Member of Parliament
- Incumbent
- Assumed office 17 February 2026
- Preceded by: Md. Abul Kalam
- Constituency: Natore-1

Personal details
- Born: 2 November 1984 (age 41) Natore, Bangladesh
- Party: Bangladesh Nationalist Party
- Spouse: H M Barru Sani
- Children: 2
- Parent: Fazlur Rahman Potol (father);
- Education: University of Dhaka (MA); BPP University (MA);
- Occupation: Lawyer, politician
- Nickname: Putul

= Farzana Sharmin =

Bangladeshi lawyer and politician

Farzana Sharmin Putul (born 2 November 1984) is a Bangladeshi barrister and Bangladesh Nationalist Party politician. She is the incumbent member of Jatiya Sangsad representing the Natore-1 constituency and the incumbent Minister of State for Social Welfare since February 2026.

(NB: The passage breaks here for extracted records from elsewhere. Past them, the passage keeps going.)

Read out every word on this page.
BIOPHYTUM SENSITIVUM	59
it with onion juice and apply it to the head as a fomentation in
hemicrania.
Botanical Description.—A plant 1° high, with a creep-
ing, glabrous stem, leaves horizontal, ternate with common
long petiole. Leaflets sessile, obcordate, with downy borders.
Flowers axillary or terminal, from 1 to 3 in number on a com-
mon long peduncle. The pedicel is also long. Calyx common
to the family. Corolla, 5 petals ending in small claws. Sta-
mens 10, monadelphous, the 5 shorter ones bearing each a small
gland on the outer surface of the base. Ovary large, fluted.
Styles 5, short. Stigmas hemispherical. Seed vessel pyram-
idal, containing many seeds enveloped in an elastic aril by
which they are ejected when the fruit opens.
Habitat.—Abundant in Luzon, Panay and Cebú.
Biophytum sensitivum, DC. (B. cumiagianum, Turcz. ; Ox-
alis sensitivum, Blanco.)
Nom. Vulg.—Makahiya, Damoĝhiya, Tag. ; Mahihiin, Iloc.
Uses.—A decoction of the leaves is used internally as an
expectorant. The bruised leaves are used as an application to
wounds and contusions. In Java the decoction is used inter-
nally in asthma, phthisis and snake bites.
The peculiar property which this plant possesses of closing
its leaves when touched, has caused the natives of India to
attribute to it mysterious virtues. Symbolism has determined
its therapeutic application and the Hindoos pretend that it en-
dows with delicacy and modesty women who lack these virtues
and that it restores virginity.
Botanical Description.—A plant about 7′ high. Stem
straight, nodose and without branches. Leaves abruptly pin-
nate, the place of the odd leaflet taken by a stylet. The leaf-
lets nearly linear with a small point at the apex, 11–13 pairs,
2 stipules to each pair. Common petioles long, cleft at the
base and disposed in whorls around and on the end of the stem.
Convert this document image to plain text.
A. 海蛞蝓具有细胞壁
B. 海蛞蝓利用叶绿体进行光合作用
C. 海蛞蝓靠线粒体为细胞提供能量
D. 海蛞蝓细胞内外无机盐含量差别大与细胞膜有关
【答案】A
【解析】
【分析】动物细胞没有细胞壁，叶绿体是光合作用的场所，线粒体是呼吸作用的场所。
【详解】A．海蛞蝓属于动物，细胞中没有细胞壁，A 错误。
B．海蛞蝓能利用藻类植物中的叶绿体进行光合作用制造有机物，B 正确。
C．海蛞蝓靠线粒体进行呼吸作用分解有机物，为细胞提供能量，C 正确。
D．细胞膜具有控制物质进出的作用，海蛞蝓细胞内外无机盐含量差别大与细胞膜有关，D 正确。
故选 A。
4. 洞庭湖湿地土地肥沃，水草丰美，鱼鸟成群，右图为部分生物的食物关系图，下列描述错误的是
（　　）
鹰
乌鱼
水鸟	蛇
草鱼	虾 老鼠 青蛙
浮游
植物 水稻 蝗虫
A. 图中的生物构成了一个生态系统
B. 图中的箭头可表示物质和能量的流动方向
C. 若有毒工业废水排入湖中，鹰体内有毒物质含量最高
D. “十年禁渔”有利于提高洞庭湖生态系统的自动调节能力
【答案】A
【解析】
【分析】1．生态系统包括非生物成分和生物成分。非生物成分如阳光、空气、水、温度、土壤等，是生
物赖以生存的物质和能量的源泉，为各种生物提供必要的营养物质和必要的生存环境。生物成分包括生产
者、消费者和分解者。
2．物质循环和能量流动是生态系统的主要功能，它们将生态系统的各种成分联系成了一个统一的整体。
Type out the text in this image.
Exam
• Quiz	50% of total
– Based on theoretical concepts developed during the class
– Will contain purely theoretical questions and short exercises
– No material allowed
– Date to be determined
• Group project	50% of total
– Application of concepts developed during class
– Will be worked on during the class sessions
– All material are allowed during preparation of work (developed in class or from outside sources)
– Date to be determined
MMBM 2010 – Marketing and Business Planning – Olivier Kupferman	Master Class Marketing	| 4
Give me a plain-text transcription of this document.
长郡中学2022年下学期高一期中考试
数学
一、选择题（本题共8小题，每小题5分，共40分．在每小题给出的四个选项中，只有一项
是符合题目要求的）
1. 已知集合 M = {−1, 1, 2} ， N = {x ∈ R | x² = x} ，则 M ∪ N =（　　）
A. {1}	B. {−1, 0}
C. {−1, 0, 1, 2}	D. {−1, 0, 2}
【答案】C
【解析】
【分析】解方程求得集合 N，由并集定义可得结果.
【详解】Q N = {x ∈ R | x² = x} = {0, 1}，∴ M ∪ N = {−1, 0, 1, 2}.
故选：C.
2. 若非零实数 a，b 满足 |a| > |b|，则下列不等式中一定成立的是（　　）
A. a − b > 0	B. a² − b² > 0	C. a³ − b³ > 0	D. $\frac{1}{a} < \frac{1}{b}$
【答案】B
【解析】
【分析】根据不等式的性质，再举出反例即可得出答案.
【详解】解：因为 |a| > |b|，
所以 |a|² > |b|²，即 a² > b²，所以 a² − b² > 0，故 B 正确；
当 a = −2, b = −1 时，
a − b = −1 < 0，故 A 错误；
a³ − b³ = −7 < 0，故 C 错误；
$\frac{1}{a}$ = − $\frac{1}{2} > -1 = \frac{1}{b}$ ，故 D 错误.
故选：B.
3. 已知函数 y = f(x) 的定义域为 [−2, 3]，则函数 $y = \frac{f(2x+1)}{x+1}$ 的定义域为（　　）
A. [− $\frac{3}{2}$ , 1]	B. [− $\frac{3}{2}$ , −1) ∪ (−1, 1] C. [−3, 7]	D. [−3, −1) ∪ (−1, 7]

Sharmin was a member of the Anti Corruption Commission reform commission of the Muhammad Yunus led interim government during 2024–2026. She has been practicing law at the Supreme Court of Bangladesh. As a member of Bangladesh Nationalist Party, she served on its Foreign Affairs Advisory Committee, Human Rights Committee, and Media Cell Committee.

== Early life and education ==
Sharmin was born in Bangladesh on 2 November 1984. Her father, Fazlur Rahman Potol, was a State Minister for Youth, Sports, and Communications and a four-time elected Jatiya Sangsad member representing the Natore-1 constituency.

Sharmin pursued legal studies at the University of Dhaka and the University of London, earning undergraduate law degrees from both institutions. She further obtained two master's degrees in law, one from the University of Dhaka and another from BPP University College in London.

== Career ==
Sharmin began her legal career in 2008 as an advocate at the District Court of Bangladesh. In 2012, she was admitted to practice at the Supreme Court of Bangladesh. She has built expertise in criminal litigation, judicial review, and constitutional law. She has worked as an associate at the legal firm 'Barrister Moudud Ahmed and Associates' and is currently a partner at RIGHTS Chambers. Additionally, she has served as a legal advisor to various banks, insurance companies, and private enterprises. She is a lawyer of the Bangladesh Telecommunication Regulatory Commission.

Sharmin is listed as an English-speaking lawyer with the British High Commission's retained list in Dhaka. She is a member of several legal organizations, including the International Bar Association, the Society of the Middle Temple (England), the Asian Society of International Law (AsiaSIL), and the Dhaka Bar Association.

Sharmin is actively engaged in Bangladesh Nationalist Party (BNP) politics. She serves as a member of the special assistant to the BNP Chairperson's Foreign Affairs Advisory Committee. Additionally, she contributes to BNP's Human Rights Committee and Media Cell Committee. In 2023, she was a director of Lysander Tech Limited, based in the United Kingdom.

After the fall of the Sheikh Hasina led Awami League government in August 2024, Sharmin was made a member of the Anti-Corruption Commission Reform Commission of the Muhammad Yunus led interim government. She has represented Mirza Fakhrul Islam Alamgir, general secretary of the Bangladesh Nationalist Party, in his challenge of the 15th amendment to the Constitution of Bangladesh.

Sharmin won the 2026 Bangladeshi general election contesting at the Natore-1 constituency securing 102,726 votes while his nearest opponent Bangladesh Jamaat-e-Islami candidate Abul Kalam Azad got 90,568 votes.

== Personal life==

Sharmin is married to H M Barru Sani; they have had two children together.